5 killed, hundreds injured in Lanka violence: Latest developments

Sri Lanka crisis: A bus burns down near Mahinda Rajapaksa’s official residence in Colombo.

Colombo:

Five people were killed and more than 225 injured in a wave of violence in Sri Lanka, where the prime minister resigned after weeks of protests over the worsening economic crisis.

As clashes broke out late Monday, authorities imposed an indefinite curfew in the country of 22 million people and called on the military to help stop the violence.

Anti-government protesters, who have been peacefully demonstrating since April 9, retaliated after being attacked by supporters of outgoing Prime Minister Mahinda Rajapaksa.

Here are the main events:

MPs shoot protesters

Leaving the capital Colombo on Monday, ruling party MLA Amarakirthi Athukorla opened fire on protesters who stopped his vehicle, killing a 27-year-old man and injuring two others.

Police said the MP later took his own life, but the party said he had been murdered. The MLA’s bodyguard was also killed, but it was not clear how.

A provincial politician from Rajapaksa’s party, who has not been named, shot dead two people and wounded three in the southern city of Virketiya on Monday. He is missing.

Politicians’ houses burnt

Despite the curfew, at least 41 houses of top leaders of the ruling party were torched overnight. Hundreds of motorcycles parked in those houses were also burnt.

“This is something we should have done earlier,” an unidentified person told a local media network in front of a minister’s burning house. “We’re sorry we couldn’t burn it sooner.”

The house and temple of President Gotabaya Rajapaksa’s personal magician Gyan Akka were destroyed in a arson attack in the north-central city of Anuradhapura.

Rajapaksa Museum destroyed

Police said a mob attacked a museum about Rajapaksa in the ruling family’s native village Meda Mulana in the deep south of the island and threw him to the ground.

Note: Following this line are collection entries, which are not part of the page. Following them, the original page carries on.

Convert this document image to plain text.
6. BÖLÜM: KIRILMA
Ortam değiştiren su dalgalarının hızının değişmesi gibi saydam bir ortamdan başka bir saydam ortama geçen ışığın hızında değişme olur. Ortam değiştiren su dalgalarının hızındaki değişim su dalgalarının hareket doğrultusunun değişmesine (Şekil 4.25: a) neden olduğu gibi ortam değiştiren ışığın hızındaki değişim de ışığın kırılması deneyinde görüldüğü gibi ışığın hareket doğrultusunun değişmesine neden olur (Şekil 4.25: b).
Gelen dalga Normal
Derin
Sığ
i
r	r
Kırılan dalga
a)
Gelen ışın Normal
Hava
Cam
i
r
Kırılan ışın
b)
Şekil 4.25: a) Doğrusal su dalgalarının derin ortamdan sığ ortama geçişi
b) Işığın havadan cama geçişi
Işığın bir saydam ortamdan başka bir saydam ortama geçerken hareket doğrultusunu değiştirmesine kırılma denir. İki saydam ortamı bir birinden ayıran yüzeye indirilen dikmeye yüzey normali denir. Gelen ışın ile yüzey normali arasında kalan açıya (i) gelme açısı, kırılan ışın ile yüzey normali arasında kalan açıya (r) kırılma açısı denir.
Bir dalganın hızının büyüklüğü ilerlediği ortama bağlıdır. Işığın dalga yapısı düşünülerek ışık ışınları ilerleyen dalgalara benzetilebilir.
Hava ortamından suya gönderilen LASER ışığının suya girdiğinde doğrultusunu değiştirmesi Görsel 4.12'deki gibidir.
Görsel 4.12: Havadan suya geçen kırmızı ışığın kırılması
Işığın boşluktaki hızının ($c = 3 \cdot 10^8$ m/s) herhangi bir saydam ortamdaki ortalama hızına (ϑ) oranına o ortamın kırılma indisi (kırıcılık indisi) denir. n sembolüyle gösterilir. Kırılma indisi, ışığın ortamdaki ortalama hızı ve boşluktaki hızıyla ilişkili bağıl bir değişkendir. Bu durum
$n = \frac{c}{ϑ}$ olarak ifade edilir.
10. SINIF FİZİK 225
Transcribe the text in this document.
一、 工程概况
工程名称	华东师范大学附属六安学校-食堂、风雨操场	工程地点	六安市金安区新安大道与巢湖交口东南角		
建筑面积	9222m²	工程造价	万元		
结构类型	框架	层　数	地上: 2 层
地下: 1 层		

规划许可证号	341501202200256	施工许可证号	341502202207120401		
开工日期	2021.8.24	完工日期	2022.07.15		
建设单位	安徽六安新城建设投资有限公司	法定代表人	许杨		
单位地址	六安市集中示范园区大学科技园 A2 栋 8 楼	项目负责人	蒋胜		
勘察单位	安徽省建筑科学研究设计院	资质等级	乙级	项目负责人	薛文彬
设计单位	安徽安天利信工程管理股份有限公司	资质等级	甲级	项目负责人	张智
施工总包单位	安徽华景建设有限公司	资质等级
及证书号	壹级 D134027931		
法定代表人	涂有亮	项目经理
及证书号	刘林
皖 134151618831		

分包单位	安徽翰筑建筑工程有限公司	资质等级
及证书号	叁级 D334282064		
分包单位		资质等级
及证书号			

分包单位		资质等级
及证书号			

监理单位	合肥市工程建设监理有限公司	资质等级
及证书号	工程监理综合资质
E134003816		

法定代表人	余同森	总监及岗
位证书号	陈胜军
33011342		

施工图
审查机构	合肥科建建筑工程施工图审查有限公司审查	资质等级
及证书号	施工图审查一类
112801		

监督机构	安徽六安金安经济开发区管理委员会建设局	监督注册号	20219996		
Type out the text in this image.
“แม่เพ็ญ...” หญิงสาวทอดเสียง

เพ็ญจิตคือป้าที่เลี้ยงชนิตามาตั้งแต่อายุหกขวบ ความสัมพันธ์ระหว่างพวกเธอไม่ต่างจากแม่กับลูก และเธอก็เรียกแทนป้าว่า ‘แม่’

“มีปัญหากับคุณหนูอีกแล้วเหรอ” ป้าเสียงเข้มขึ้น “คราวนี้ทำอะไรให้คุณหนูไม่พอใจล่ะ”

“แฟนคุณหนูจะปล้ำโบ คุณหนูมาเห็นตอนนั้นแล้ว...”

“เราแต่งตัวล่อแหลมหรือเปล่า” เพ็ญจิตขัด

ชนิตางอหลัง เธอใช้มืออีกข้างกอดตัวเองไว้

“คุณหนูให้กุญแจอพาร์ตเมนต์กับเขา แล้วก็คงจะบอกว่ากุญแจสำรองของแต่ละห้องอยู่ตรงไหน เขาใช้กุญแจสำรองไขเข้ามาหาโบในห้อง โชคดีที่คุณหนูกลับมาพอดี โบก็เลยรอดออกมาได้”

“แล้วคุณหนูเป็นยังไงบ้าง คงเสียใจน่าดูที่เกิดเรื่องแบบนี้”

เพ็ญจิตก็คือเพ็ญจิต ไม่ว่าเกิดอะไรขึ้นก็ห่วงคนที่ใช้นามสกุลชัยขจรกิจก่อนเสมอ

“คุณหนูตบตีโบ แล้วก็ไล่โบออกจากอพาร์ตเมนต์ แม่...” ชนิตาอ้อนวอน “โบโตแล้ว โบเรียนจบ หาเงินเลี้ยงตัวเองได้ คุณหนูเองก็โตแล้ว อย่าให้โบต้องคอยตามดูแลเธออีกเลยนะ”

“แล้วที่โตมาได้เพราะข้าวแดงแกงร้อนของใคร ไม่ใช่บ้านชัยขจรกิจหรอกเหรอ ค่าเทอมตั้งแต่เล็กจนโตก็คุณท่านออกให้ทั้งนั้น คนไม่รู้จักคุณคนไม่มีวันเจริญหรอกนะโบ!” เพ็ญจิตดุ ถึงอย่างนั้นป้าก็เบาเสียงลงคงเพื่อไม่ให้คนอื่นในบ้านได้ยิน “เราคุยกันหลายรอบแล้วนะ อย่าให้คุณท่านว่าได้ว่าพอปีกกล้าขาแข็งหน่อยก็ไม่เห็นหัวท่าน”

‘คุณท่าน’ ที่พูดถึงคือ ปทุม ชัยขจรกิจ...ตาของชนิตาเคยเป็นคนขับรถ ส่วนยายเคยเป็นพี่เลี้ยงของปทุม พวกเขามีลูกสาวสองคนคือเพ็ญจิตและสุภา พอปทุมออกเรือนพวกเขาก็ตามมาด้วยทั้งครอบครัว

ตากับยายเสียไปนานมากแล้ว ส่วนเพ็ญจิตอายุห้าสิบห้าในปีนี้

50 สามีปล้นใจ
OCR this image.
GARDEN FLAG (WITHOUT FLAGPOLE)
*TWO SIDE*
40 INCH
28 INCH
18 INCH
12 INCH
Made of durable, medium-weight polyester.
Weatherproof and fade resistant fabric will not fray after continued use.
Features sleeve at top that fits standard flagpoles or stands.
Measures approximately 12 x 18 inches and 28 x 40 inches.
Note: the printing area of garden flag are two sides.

Two wax statues of Rajapaksa’s parents were flattened and the mob vandalized the building as well as the ancestral Rajapaksa’s house nearby.

A political office of Rajapaksa in the north-western city of Kurunegala was also destroyed in the arson.

state symbol hit

A mob torched a truck used by security forces to block the main gate of the Prime Minister’s official Temple Tree residence in Colombo, a major symbol of state power in Sri Lanka.

Police fired tear gas and fired shots into the air to disperse the crowd, as thousands of protesters stormed the main gate. The outgoing prime minister was taken out by the army before Tuesday morning.

Some tear gas canisters hit the US Embassy compound across the street from Temple Trees, but there are no reports of any casualties.

A hotel owned by a close aide of Mahinda Rajapaksa’s children was also set on fire, as well as a Lamborghini car parked inside. Police said there were no casualties among the foreign guests.

hospital blocked

Doctors at the main Colombo National Hospital intervened to rescue government supporters injured in clashes with anti-Rajapaksa protesters.

“They may be killers, but for us they are the patients who should be treated first,” one doctor shouted at the crowd blocking the entrance to the emergency unit.

Hospital spokeswoman Pushpa Soysa told AFP on Tuesday that a total of 219 people were admitted to the Colombo National Hospital alone, five of them in intensive care.

Soldiers had to forcibly open gates and break locks to enter the hospital to bring in wounded government supporters.

lake dunking

Angry anti-government protesters pushed dozens of people into the shallow Beira Lake near the Temple Tree residence.

“I came because I got a job from Mahinda (Rajapaksa),” said one man, as he gave permission to exit the highly polluted lake.

The police rescued the man and over a dozen others late on Monday night and admitted them to the hospital.

Six vehicles, including two buses used to transport Rajapaksa’s loyalists, were also submerged.

Buses were burnt, damaged

Dozens of buses used by Rajapaksa supporters to travel to Colombo earlier in the day were torched or damaged across the country.

In the suburb of Maharagama, a mob pulled a leader of a pro-government group out of a bus and threw him into a garbage cart before hitting the vehicle with a bulldozer.

(Except for the title, this story has not been edited by NDTV staff and is published from a syndicated feed.)